Negué con la cabeza, apartando la mirada.

– No, Magno, no puedo.

– ¿Qué quieres decir? Ya has hecho antes esta clase de trabajo.

– Muy poco desde la última vez que trabajé para ti, Magno. Ya no tengo estómago para seguir. Me prometí a mí mismo retirarme de la vida pública si conseguía llegar a los sesenta años. Hace un año de eso.

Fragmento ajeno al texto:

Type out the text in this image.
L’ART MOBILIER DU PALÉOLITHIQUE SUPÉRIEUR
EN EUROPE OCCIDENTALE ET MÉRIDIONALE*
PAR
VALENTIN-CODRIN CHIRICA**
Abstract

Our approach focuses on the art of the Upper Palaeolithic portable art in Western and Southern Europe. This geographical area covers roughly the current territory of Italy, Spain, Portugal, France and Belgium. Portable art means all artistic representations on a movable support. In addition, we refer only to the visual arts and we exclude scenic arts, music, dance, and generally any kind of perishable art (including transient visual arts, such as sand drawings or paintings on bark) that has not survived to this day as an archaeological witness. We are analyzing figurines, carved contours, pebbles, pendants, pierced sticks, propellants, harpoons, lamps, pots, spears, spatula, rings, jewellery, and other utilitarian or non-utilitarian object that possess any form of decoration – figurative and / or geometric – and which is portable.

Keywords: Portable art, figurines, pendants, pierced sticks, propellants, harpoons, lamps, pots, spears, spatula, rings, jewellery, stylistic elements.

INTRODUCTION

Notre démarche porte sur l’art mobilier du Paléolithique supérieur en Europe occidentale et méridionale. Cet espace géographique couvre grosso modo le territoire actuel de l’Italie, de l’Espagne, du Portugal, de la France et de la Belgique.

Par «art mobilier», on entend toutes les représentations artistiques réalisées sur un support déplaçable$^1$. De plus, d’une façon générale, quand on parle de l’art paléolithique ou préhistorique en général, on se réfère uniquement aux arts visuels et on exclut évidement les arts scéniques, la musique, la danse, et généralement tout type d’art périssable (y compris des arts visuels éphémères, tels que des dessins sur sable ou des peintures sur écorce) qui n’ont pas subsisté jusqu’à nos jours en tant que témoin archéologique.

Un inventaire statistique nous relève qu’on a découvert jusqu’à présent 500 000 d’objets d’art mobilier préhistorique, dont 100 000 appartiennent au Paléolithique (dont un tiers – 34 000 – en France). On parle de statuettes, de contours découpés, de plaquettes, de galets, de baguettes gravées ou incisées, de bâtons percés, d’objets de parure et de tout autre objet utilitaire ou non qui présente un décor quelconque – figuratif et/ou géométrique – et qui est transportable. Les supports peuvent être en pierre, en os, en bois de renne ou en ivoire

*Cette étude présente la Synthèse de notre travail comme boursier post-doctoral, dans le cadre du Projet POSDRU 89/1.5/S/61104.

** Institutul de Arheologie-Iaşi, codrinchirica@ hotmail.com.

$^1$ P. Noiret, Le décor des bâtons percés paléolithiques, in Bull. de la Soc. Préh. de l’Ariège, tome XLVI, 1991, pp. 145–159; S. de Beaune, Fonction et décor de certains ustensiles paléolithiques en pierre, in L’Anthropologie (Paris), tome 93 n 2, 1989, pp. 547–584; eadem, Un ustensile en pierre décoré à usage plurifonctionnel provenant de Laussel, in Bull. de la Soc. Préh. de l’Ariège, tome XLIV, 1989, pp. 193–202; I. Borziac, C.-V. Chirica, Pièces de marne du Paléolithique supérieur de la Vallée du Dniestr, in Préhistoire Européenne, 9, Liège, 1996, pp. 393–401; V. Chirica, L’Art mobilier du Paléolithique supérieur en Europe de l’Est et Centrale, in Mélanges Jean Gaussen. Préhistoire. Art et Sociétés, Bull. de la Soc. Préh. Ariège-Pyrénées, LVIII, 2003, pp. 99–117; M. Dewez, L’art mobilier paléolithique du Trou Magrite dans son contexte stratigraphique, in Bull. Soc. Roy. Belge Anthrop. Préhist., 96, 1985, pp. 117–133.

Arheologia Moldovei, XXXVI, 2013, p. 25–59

– Parece que no lo entiendes, Sabueso. No te estoy pidiendo que busques al asesino de Numerio. No te estoy contratando. ¡Te lo ordeno!

– ¿Con qué autoridad?

– ¡Con la que me confiere el consultum ultimum del Senado!

– Pero la ley…

– ¡No me recuerdes la ley a mí, Sabueso! -Pompeyo parecía a punto de sufrir un ataque-. El senatusconsultum ultimum me autoriza a hacer todo lo necesario para proteger el Estado. El asesinato de mi pariente, que trabajaba a mis órdenes, es un crimen contra el Estado. Descubrir a su asesino es necesario para proteger el Estado. ¡El senatusconsultum ultimum me autoriza a requerir tu ayuda, incluso contra tu voluntad!

– Magno, te aseguro que si tuviera las fuerzas y el ingenio de otros tiempos…

– Si necesitas que te guíen como al ciego Tiresias, llama a tu hijo. Está en Roma, ¿no?

– No puedo meter a Eco en esto -dije-. Tiene que cuidar de su propia familia.

– Como quieras. Trabaja solo entonces.